Sébastien Lecornu, em Lect (Jura), 12 de fevereiro de 2026.

Nem visto nem conhecido, Sébastien Lecornu esperava que a remodelação do seu governo passasse despercebida. Mas o que era para ser apenas um “ajuste simples” antes das eleições autárquicas revelou-se como uma nova dor de cabeça para o chefe do governo, entre a gestão dos equilíbrios políticos, a antecipação de questões sensíveis que viriam e a vontade de Emmanuel Macron de voltar a pesar na composição do governo.

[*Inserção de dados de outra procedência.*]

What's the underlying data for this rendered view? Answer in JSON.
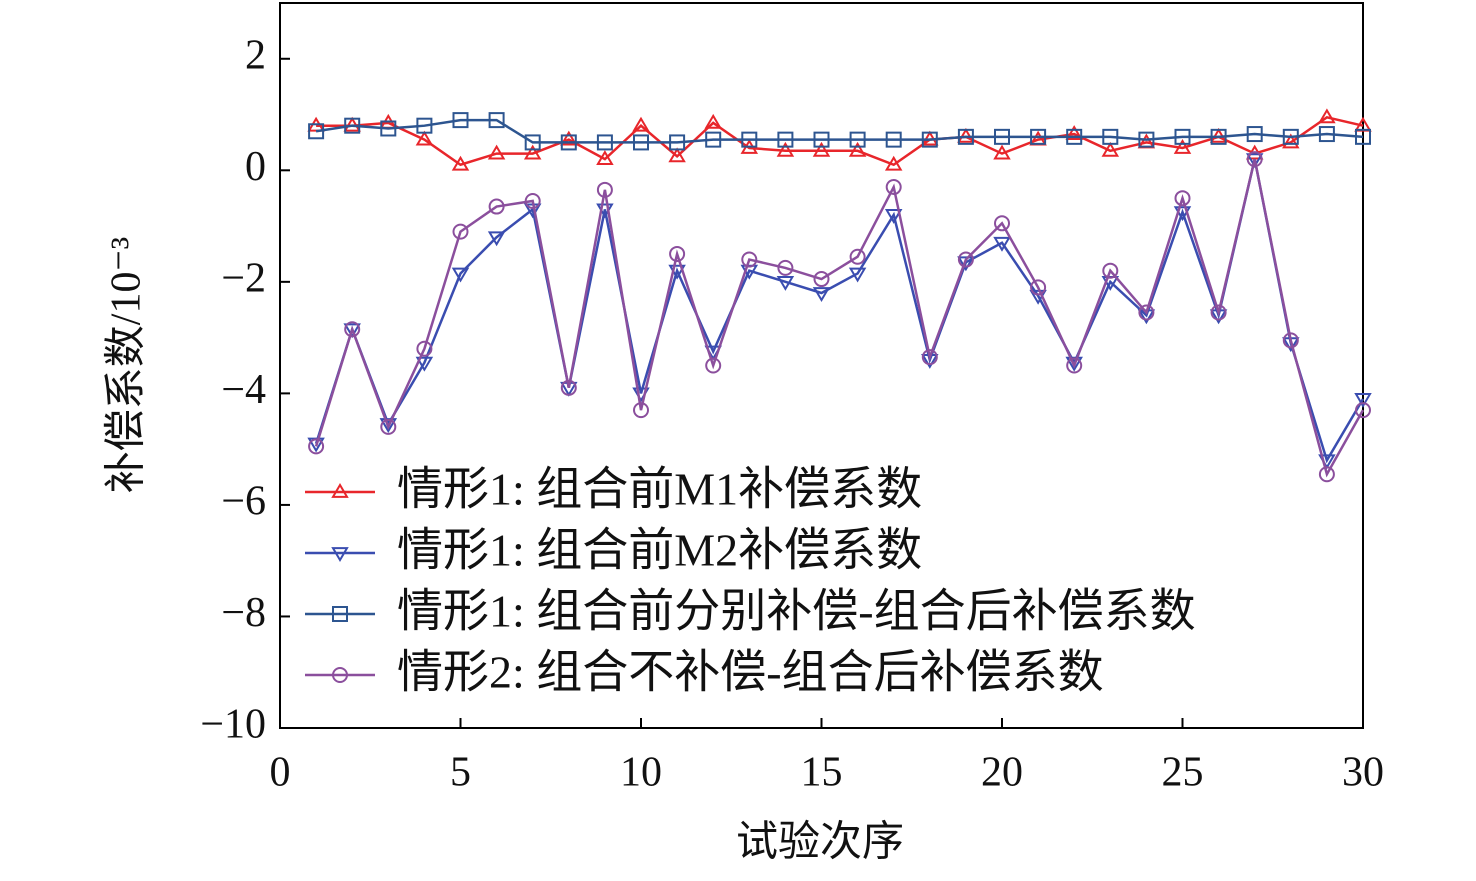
{
  "chart_data": {
    "type": "line",
    "x_label": "试验次序",
    "y_label": "补偿系数/10⁻³",
    "x": [
      1,
      2,
      3,
      4,
      5,
      6,
      7,
      8,
      9,
      10,
      11,
      12,
      13,
      14,
      15,
      16,
      17,
      18,
      19,
      20,
      21,
      22,
      23,
      24,
      25,
      26,
      27,
      28,
      29,
      30
    ],
    "xlim": [
      0,
      30
    ],
    "xticks": [
      0,
      5,
      10,
      15,
      20,
      25,
      30
    ],
    "ylim": [
      -10,
      3
    ],
    "yticks": [
      {
        "value": -10,
        "label": "−10"
      },
      {
        "value": -8,
        "label": "−8"
      },
      {
        "value": -6,
        "label": "−6"
      },
      {
        "value": -4,
        "label": "−4"
      },
      {
        "value": -2,
        "label": "−2"
      },
      0,
      2
    ],
    "legend": "lower-left",
    "series": [
      {
        "name": "情形1: 组合前M1补偿系数",
        "color": "#e8262b",
        "marker": "triangle-up",
        "values": [
          0.8,
          0.8,
          0.85,
          0.55,
          0.1,
          0.3,
          0.3,
          0.55,
          0.2,
          0.8,
          0.25,
          0.85,
          0.4,
          0.35,
          0.35,
          0.35,
          0.1,
          0.55,
          0.6,
          0.3,
          0.55,
          0.65,
          0.35,
          0.5,
          0.4,
          0.6,
          0.3,
          0.5,
          0.95,
          0.8
        ]
      },
      {
        "name": "情形1: 组合前M2补偿系数",
        "color": "#3a4db0",
        "marker": "triangle-down",
        "values": [
          -4.9,
          -2.85,
          -4.55,
          -3.45,
          -1.85,
          -1.2,
          -0.7,
          -3.9,
          -0.7,
          -4.0,
          -1.8,
          -3.25,
          -1.8,
          -2.0,
          -2.2,
          -1.85,
          -0.8,
          -3.4,
          -1.65,
          -1.3,
          -2.25,
          -3.45,
          -2.0,
          -2.6,
          -0.75,
          -2.6,
          0.2,
          -3.1,
          -5.2,
          -4.1
        ]
      },
      {
        "name": "情形1: 组合前分别补偿-组合后补偿系数",
        "color": "#2d5590",
        "marker": "square",
        "values": [
          0.7,
          0.8,
          0.75,
          0.8,
          0.9,
          0.9,
          0.5,
          0.5,
          0.5,
          0.5,
          0.5,
          0.55,
          0.55,
          0.55,
          0.55,
          0.55,
          0.55,
          0.55,
          0.6,
          0.6,
          0.6,
          0.6,
          0.6,
          0.55,
          0.6,
          0.6,
          0.65,
          0.6,
          0.65,
          0.6
        ]
      },
      {
        "name": "情形2: 组合不补偿-组合后补偿系数",
        "color": "#8b4f9d",
        "marker": "circle",
        "values": [
          -4.95,
          -2.85,
          -4.6,
          -3.2,
          -1.1,
          -0.65,
          -0.55,
          -3.9,
          -0.35,
          -4.3,
          -1.5,
          -3.5,
          -1.6,
          -1.75,
          -1.95,
          -1.55,
          -0.3,
          -3.35,
          -1.6,
          -0.95,
          -2.1,
          -3.5,
          -1.8,
          -2.55,
          -0.5,
          -2.55,
          0.2,
          -3.05,
          -5.45,
          -4.3
        ]
      }
    ]
  }
}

Embora devesse ocorrer o mais tardar em 22 de fevereiro, o advento do governo Lecornu III demorou mais do que o esperado. Tivemos que esperar a saída da ministra da Cultura, Rachida Dati, anunciada na noite de quarta-feira, 25 de fevereiro, pela própria pessoa, para finalmente podermos revelar os nomes dos novos membros do governo.

E mais uma vez, esta remodelação que não diz o seu nome não está terminada: David Amiel, o novo ministro responsável pela Acção e Contas Públicas, em funções desde 22 de Fevereiro, será acrescentado até ao início da legislatura (23 de Março) um ministro delegado (exige paridade) “com perfil político”, responsável pelo serviço público. Esta nomeação foi adiada devido a verificações junto da Alta Autoridade para a Transparência na Vida Pública (HATVP), especifica Matignon.